Arizona Docent

New orangutan exhibit.

Opens in one month. This half, the arboreal side, looks finished. The other half, the land side (outside of this picture), looks nowhere near done. I hope that half is better, because these fake climbing structures do nothing for me (although it is a vast improvement over what was before). If this is Phoenix's idea of building a World Class Zoo (as the campaign for these new exhibits state), they have no idea what a world class zoo really looks like.
Wow--those are three hideous exhibits! But Columbus, being the newest, gets the award as the worst. They had no excuse--they had the money and the benefit of seeing many far superior orang exhibits to model theirs after.

I have to agree with Reduakari about Columbus here. When did this 'thing' actually open?
 
I believe Columbus' exhibit opened in 2003 or 2004--part of a large "Islands" complex that has decent Komodo dragon and otter exhibits, but tacky theming and this poor excuse for a "habitat."
 
Totally agreed on the Orangs in C Bus being an awful exhibit for both the animal and the visitor.For a zoo that has been doing nothing but expand with great exhibits since the late 90's they really dropped the ball on this one.We also wanted to comment that while we really did not like the actual exhibit at the National Zoo in DC,we loved the concept of the O Line. A truly genius idea.

Team Tapir
 
I think another thing to keep in mind is the budget the zoo has to work with. I know the PHX orangutan exhibit was miniscule compared to most of the great ones that are being mentioned on here.
 
I think another thing to keep in mind is the budget the zoo has to work with. I know the PHX orangutan exhibit was miniscule compared to most of the great ones that are being mentioned on here.

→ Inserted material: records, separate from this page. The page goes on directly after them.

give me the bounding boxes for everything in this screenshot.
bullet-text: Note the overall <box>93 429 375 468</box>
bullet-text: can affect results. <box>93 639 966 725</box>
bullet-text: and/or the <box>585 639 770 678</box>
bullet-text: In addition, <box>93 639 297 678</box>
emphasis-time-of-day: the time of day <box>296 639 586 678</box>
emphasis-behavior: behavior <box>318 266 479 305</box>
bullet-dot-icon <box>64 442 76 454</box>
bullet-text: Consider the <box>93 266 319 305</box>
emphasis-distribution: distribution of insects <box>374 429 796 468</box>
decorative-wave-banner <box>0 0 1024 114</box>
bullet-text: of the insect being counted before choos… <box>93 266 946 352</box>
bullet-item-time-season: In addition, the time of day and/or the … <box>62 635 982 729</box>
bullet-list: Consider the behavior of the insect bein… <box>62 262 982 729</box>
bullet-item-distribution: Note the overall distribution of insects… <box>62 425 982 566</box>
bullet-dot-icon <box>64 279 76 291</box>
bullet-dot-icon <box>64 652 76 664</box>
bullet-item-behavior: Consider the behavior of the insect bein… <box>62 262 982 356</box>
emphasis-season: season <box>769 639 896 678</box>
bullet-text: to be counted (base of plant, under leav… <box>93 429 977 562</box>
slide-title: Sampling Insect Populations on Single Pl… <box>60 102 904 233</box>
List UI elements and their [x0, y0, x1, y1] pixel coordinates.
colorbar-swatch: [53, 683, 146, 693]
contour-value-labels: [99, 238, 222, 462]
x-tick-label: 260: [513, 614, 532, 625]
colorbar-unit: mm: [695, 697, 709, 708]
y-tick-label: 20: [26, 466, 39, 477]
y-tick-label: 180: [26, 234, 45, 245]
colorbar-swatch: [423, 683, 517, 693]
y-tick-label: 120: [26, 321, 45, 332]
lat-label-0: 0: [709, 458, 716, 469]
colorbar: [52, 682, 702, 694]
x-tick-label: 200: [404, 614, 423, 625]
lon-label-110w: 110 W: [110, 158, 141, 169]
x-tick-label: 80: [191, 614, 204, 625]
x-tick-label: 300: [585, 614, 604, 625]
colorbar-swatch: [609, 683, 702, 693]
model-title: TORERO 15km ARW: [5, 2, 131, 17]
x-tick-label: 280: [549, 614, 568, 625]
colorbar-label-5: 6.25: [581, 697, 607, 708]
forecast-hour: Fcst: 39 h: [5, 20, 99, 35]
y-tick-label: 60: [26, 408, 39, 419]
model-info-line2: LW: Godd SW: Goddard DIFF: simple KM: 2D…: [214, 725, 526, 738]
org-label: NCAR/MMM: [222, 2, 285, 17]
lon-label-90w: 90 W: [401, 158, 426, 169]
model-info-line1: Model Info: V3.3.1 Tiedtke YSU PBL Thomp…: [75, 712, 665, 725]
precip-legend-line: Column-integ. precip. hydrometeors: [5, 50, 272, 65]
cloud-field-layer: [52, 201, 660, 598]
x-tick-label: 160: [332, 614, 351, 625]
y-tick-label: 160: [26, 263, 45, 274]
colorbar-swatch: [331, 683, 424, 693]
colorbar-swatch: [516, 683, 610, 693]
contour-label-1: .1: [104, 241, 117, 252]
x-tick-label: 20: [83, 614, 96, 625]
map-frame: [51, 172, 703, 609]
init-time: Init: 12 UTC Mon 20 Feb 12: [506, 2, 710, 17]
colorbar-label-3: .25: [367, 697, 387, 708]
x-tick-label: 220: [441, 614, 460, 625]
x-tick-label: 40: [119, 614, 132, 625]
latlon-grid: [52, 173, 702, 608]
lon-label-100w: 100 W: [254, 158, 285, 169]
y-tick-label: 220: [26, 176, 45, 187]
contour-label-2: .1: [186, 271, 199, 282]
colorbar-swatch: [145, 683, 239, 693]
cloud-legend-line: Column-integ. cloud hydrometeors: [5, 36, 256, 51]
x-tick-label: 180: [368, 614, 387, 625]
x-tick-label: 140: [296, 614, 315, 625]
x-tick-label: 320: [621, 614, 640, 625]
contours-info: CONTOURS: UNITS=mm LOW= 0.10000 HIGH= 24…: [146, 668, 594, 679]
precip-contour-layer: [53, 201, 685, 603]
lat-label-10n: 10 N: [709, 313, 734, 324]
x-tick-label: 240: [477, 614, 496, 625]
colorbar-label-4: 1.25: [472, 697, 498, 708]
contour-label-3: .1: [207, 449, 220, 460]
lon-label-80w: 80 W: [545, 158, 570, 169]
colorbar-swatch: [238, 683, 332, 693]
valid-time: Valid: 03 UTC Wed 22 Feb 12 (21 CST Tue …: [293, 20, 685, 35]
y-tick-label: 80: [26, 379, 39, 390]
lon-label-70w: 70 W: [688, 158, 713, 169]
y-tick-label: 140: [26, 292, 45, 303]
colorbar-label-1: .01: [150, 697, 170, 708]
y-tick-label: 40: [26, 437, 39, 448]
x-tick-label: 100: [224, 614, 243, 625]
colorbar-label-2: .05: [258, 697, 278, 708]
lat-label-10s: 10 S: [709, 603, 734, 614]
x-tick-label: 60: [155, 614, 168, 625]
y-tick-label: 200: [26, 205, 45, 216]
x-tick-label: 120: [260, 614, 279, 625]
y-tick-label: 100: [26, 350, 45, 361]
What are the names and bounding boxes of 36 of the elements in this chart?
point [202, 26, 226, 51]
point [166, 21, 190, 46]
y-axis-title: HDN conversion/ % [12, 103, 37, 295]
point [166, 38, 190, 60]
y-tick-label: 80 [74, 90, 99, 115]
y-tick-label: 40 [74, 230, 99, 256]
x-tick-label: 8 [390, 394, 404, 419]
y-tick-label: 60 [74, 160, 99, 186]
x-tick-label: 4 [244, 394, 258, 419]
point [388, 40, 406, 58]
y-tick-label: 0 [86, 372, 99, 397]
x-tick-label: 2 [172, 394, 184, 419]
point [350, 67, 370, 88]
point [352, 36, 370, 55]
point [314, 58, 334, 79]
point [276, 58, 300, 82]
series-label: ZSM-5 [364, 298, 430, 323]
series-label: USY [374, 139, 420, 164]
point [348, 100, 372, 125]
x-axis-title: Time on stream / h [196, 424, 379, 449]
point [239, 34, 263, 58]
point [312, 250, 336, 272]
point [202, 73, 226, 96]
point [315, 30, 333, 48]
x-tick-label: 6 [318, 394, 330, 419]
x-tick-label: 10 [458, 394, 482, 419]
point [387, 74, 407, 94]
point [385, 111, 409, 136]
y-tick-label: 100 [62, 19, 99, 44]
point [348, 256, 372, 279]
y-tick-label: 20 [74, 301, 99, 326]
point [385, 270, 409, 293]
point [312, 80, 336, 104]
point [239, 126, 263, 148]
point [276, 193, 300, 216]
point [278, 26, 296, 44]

I don't know the exact number, but I think it was at least two million dollars. I would not call that miniscule.
 
To you and me it's a ton of money, but 2 million isn't a whole lot when it comes to a zoo exhibit, especially orangutans. For example, according to Zoolex Melbourne's exhibit that was mentioned earlier was around $6.4 million USD in 2006(ish). There are also large 2 large indoor holding areas, 2 large on-exhibit dayrooms, a huge kitchen, 2 procedure rooms, and other behind the scenes equipment, etc. that is quite expensive. Originally there was going to be small-clawed otters as part of the terrestrial side but unfortunately it was taken out for budget reasons. I'm not saying this exhibit is better than the great exhibits mentioned earlier but I certainly think it is much better than the one they currently have, and for the money is a great exhibit.
 
The new orangutan exhibits springing up in American zoos are all so-so at best and not ground-breaking or revolutionary. Oregon Zoo opened Red Ape Reserve late last year (two gibbons and 2 orangs), Phoenix has Orang-Hutan opening in April and Virginia Zoo in the same month has a new Asian complex with orangutans. That means there has been 3 major orangutan exhibits that have opened within 7 months, and Indianapolis Zoo has plans drawn up for a new orangutan habitat that will apparently include some sort of $2 million gondola/skyride that takes visitors either through or directly over the primate exhibit.
 
Snowleopard, We are wondering what you consider the best Orangutan exhibit in North America? As well as a few others that you would consider very good.

Team Tapir
 
Wow--those are three hideous exhibits! But Columbus, being the newest, gets the award as the worst. They had no excuse--they had the money and the benefit of seeing many far superior orang exhibits to model theirs after.

I agree. Looks like they need to renovate these exhibits as possible.